IMHO - On Win32 if you are using Apache modules and are using MaxRequestsPerChild your system is at risk of failure due to this defect.  I have attached a patch to fix this which has been running flawlessly in our environment for well over a year now.

It is possible that this is a pattern which is replicated in other processor modules - I did not check that myself.
Comment 5 wonlay 2009-12-16 06:37:39 UTC
Does this bug really show only on winnt platforms?
I'm encountering a similar problem on a Debian Linux system with the worker mpm.

some children died properly after MaxRequestsPerChild, but there are some wont die until you give it a kill -9(kill cannot stop it). but the new children are started.
so, after a period of time, there will be a lot of process consuming lots of memory.

and someone have the same problem on AIX, and has post it on the userslist:
Comment 6 matty 2010-05-24 08:28:32 UTC

Can any one tell me how to reroduce this problem on Unix system?

It would be helpful if someone can tell me the exacts stpes followed to reproduce the problem.

Comment 7 Jeff Trawick 2010-05-24 11:02:26 UTC
>Can any one tell me how to reroduce this problem on Unix system?
No; this bug report is for a specific problem in Windows-specific code.

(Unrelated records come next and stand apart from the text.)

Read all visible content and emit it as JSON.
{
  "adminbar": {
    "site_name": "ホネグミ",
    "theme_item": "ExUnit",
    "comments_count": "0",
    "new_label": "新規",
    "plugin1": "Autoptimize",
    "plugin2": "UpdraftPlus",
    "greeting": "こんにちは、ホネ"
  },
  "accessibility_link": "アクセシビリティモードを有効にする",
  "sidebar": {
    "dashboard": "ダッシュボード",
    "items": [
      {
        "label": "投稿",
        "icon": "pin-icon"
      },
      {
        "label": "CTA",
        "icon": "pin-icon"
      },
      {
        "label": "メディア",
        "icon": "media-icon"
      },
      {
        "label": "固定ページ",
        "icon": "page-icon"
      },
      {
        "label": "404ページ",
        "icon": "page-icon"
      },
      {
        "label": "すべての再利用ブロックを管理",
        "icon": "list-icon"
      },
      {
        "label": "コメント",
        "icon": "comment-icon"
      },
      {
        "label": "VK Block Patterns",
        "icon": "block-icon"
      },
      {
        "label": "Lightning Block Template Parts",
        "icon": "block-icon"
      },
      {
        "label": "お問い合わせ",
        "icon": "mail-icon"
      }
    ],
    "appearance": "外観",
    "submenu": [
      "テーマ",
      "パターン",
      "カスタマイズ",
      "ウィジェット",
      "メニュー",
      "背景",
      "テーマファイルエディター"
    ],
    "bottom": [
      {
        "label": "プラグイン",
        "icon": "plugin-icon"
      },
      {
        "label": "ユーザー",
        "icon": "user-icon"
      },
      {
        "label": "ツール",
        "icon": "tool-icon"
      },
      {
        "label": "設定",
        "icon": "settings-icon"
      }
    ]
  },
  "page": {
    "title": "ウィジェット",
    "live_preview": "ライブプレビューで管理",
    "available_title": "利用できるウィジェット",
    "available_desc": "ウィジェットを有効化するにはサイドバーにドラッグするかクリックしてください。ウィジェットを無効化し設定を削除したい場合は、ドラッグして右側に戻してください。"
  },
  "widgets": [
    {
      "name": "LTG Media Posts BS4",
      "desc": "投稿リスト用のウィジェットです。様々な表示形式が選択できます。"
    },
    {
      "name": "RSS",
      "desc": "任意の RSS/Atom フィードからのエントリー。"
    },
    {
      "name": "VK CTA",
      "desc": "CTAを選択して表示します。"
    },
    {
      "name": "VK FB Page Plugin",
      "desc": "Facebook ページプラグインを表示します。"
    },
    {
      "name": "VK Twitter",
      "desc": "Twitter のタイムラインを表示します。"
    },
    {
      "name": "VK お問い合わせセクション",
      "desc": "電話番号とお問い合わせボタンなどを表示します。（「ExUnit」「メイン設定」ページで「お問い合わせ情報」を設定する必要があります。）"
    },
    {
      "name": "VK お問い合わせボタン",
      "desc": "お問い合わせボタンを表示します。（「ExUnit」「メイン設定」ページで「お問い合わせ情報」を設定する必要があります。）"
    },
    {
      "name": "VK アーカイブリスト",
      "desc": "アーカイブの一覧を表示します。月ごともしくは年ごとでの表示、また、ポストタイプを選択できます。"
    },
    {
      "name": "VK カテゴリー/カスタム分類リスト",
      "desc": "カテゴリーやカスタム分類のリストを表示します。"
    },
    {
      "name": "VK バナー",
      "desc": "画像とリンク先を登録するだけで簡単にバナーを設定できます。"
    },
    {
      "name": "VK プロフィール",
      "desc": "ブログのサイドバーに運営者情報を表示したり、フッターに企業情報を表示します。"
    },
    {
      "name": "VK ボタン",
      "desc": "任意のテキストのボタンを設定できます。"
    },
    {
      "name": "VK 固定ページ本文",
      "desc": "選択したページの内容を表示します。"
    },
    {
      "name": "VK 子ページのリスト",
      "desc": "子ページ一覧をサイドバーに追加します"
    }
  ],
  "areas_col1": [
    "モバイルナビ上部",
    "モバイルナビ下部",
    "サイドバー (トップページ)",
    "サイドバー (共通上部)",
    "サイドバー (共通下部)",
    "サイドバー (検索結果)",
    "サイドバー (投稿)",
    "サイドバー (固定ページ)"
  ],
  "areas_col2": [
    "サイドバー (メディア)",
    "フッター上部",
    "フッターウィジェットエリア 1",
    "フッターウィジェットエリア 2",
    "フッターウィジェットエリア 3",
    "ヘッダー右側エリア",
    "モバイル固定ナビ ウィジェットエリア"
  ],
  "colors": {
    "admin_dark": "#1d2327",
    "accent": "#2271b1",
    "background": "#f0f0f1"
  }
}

Others may have problem symptoms related to graceful restart/MaxRequestsPerChild, but unless it is this same issue (scoreboard slot leaked) on Windows then they should look for a better match in the bug db or, failing that, open a new one.
Comment 8 William A. Rowe Jr. 2018-11-07 21:09:21 UTC
Please help us to refine our list of open and current defects; this is a mass update of old and inactive Bugzilla reports which reflect user error, already resolved defects, and still-existing defects in httpd.

As repeatedly announced, the Apache HTTP Server Project has discontinued all development and patch review of the 2.2.x series of releases. The final release 2.2.34 was published in July 2017, and no further evaluation of bug reports or security risks will be considered or published for 2.2.x releases. All reports older than 2.4.x have been updated to status RESOLVED/LATER; no further action is expected unless the report still applies to a current version of httpd.

If your report represented a question or confusion about how to use an httpd feature, an unexpected server behavior, problems building or installing httpd, or working with an external component (a third party module, browser etc.) we ask you to start by bringing your question to the User Support and Discussion mailing list, see [https://httpd.apache.org/lists.html#http-users] for details. Include a link to this Bugzilla report for completeness with your question.

If your report was clearly a defect in httpd or a feature request, we ask that you retest using a modern httpd release (2.4.33 or later) released in the past year. If it can be reproduced, please reopen this bug and change the Version field above to the httpd version you have reconfirmed with.

Your help in identifying defects or enhancements still applicable to the current httpd server software release is greatly appreciated.